I think (1) is not bounded in $\mathbb C$ ,so not compact . Are (2) and (3) compact or not? someone help.
Thanks.
$1.$ The set is not bounded since $(1,n,ni)$ is inside for every $n\in\mathbb{N}$ and has norm equal to $\sqrt{1+2n^2}$ which goes to $+\infty$ as $n$ grows to $+\infty$. Hence, the set is not compact.
$2.$ The set is not bounded since $a+in$ is inside for every $n\in\mathbb{N}$ and has norm equal to $\sqrt{a^2+n^2}$ which goes to $+\infty$ as $n$ grows to $+\infty$. Hence the set is not compact.

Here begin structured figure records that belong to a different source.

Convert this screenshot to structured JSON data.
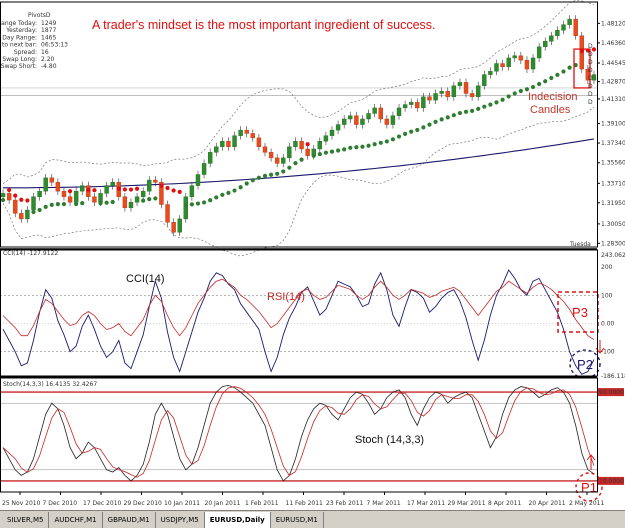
{
  "chart_data": [
    {
      "type": "candlestick",
      "symbol": "EURUSD,Daily",
      "ylim": [
        1.2797,
        1.4932
      ],
      "price_ticks": [
        "1.48120",
        "1.46360",
        "1.44545",
        "1.42870",
        "1.41310",
        "1.39100",
        "1.37340",
        "1.35560",
        "1.33710",
        "1.31950",
        "1.30050",
        "1.28300"
      ],
      "x_labels": [
        "25 Nov 2010",
        "7 Dec 2010",
        "17 Dec 2010",
        "29 Dec 2010",
        "10 Jan 2011",
        "20 Jan 2011",
        "1 Feb 2011",
        "11 Feb 2011",
        "23 Feb 2011",
        "7 Mar 2011",
        "17 Mar 2011",
        "29 Mar 2011",
        "8 Apr 2011",
        "20 Apr 2011",
        "2 May 2011"
      ],
      "annotation": "A trader's mindset is the most important ingredient of success.",
      "indecision_label": [
        "Indecision",
        "Candles"
      ],
      "tuesday_label": "Tuesda",
      "pivot_info": {
        "title": "PivotsD",
        "rows": [
          [
            "Range Today:",
            "1249"
          ],
          [
            "Yesterday:",
            "1877"
          ],
          [
            "30 Day Range:",
            "1465"
          ],
          [
            "Time to next bar:",
            "06:53:13"
          ],
          [
            "Spread:",
            "16"
          ],
          [
            "Swap Long:",
            "2.20"
          ],
          [
            "Swap Short:",
            "-4.80"
          ]
        ]
      },
      "pivot_tags": [
        "D",
        "D",
        "D",
        "D",
        "D",
        "D",
        "D",
        "D"
      ],
      "closes": [
        1.328,
        1.322,
        1.31,
        1.305,
        1.313,
        1.325,
        1.33,
        1.342,
        1.338,
        1.33,
        1.325,
        1.32,
        1.33,
        1.335,
        1.325,
        1.32,
        1.328,
        1.335,
        1.338,
        1.325,
        1.315,
        1.32,
        1.325,
        1.33,
        1.34,
        1.338,
        1.318,
        1.302,
        1.293,
        1.305,
        1.325,
        1.335,
        1.345,
        1.355,
        1.365,
        1.37,
        1.375,
        1.37,
        1.38,
        1.385,
        1.382,
        1.378,
        1.37,
        1.365,
        1.36,
        1.355,
        1.36,
        1.37,
        1.375,
        1.368,
        1.362,
        1.368,
        1.375,
        1.38,
        1.385,
        1.39,
        1.395,
        1.398,
        1.39,
        1.395,
        1.4,
        1.405,
        1.395,
        1.39,
        1.398,
        1.405,
        1.408,
        1.41,
        1.405,
        1.415,
        1.412,
        1.418,
        1.42,
        1.415,
        1.425,
        1.428,
        1.418,
        1.415,
        1.425,
        1.435,
        1.438,
        1.445,
        1.442,
        1.45,
        1.452,
        1.448,
        1.44,
        1.45,
        1.46,
        1.465,
        1.47,
        1.475,
        1.48,
        1.485,
        1.47,
        1.44,
        1.43,
        1.435
      ]
    },
    {
      "type": "line",
      "indicator_label": "CCI(14) -127.9122",
      "legend": [
        "CCI(14)",
        "RSI(14)"
      ],
      "ylim": [
        -186.118,
        243.0621
      ],
      "tick_labels": [
        "243.0621",
        "200",
        "100",
        "0.00",
        "-100",
        "-186.118"
      ],
      "markers": [
        "P3",
        "P2"
      ],
      "cci": [
        -20,
        -60,
        -100,
        -150,
        -140,
        -60,
        40,
        120,
        90,
        10,
        -40,
        -100,
        -80,
        -10,
        30,
        -20,
        -80,
        -120,
        -100,
        -60,
        -140,
        -160,
        -100,
        -40,
        60,
        150,
        90,
        -30,
        -120,
        -170,
        -100,
        -30,
        40,
        90,
        150,
        180,
        170,
        140,
        120,
        70,
        40,
        10,
        -20,
        -100,
        -170,
        -120,
        -40,
        20,
        60,
        110,
        130,
        80,
        30,
        50,
        100,
        150,
        140,
        130,
        100,
        60,
        70,
        140,
        180,
        120,
        30,
        -10,
        60,
        120,
        110,
        90,
        40,
        60,
        90,
        110,
        120,
        80,
        20,
        -60,
        -130,
        -60,
        30,
        100,
        140,
        190,
        160,
        120,
        100,
        150,
        160,
        120,
        80,
        40,
        -20,
        -100,
        -150,
        -180,
        -170,
        -128
      ],
      "rsi": [
        50,
        47,
        44,
        40,
        40,
        45,
        52,
        58,
        56,
        52,
        48,
        45,
        46,
        50,
        52,
        50,
        46,
        43,
        44,
        46,
        42,
        40,
        44,
        48,
        55,
        60,
        57,
        50,
        44,
        40,
        44,
        50,
        56,
        60,
        64,
        67,
        68,
        66,
        64,
        60,
        58,
        55,
        52,
        48,
        44,
        46,
        50,
        54,
        58,
        62,
        63,
        60,
        58,
        59,
        62,
        65,
        64,
        63,
        60,
        58,
        60,
        64,
        67,
        64,
        60,
        58,
        60,
        63,
        62,
        61,
        59,
        60,
        62,
        63,
        64,
        62,
        58,
        54,
        50,
        54,
        58,
        62,
        64,
        67,
        65,
        63,
        61,
        64,
        66,
        65,
        63,
        60,
        57,
        53,
        48,
        44,
        40,
        38
      ]
    },
    {
      "type": "line",
      "indicator_label": "Stoch(14,3,3) 16.4135 32.4267",
      "legend": [
        "Stoch (14,3,3)"
      ],
      "ylim": [
        0,
        100
      ],
      "tick_labels": [
        "90.0000",
        "10.0000"
      ],
      "levels": [
        90,
        10
      ],
      "markers": [
        "P1"
      ],
      "main": [
        40,
        30,
        20,
        15,
        18,
        30,
        50,
        70,
        80,
        75,
        60,
        40,
        30,
        35,
        45,
        40,
        30,
        20,
        18,
        22,
        15,
        10,
        15,
        25,
        45,
        70,
        80,
        70,
        50,
        30,
        20,
        25,
        40,
        60,
        80,
        90,
        95,
        96,
        94,
        90,
        85,
        80,
        70,
        60,
        40,
        20,
        10,
        15,
        30,
        50,
        65,
        75,
        80,
        78,
        70,
        65,
        75,
        85,
        90,
        88,
        80,
        70,
        75,
        85,
        90,
        92,
        85,
        70,
        60,
        75,
        85,
        90,
        88,
        80,
        85,
        88,
        90,
        85,
        70,
        55,
        40,
        50,
        70,
        85,
        92,
        95,
        94,
        90,
        85,
        88,
        92,
        94,
        90,
        80,
        60,
        35,
        20,
        16.4
      ]
    }
  ],
  "tabs": [
    "SILVER,M5",
    "AUDCHF,M1",
    "GBPAUD,M1",
    "USDJPY,M5",
    "EURUSD,Daily",
    "EURUSD,M1"
  ],
  "active_tab": "EURUSD,Daily"
}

$3.$ First, notice that $\{0,1\}$ is compact for the discrete topology. It his indeed Hausdorff, since $0$ and $1$ admits disjoint open neighborhoods, namely $\{0\}$ and $\{1\}$. Besides, let $(U_i)_{i\in I}$ be an open-cover of $\{0,1\}$, for every $i\in I$, one has $U_i\in\{\{0\},\{1\},\{0,1\}\}$ and since $\bigcup\limits_{i\in I}U_i\supseteq\{0,1\}$, there exists $(i,j)\in I^2$ such that $U_i\cup U_j=\{0,1\}$, in other words $(U_i,U_j)$ is a finite open-subcover of $(U_i)_{i\in I}$. Otherwise, one gets: $$\bigcup\limits_{i\in I}U_i=\{0\}\not\supseteq\{0,1\}\textrm{ or }\bigcup\limits_{i\in I}U_i=\{1\}\not\supseteq\{0,1\}.$$ Hence, every open-cover of $\{0,1\}$ admits a finite open-subcover.
Using Tykhonov's theorem, $\{0,1\}^{\mathbb{N}}$ is compact for the product topology.
Reminders:
If $X$ is equipped with discrete topology, then every subset of $X$ is both open and close.
If $X$ is a topological space, $A\subseteq X$ is compact if and only if the topology induced by $X$ on $A$ makes $A$ be a Hausdorff space and from every open-cover of $A$ one can extract a finite open-subcover.
Remark. Have a look to your definition of a compact space, since it appears some people does not ask compact space to be Hausdorff.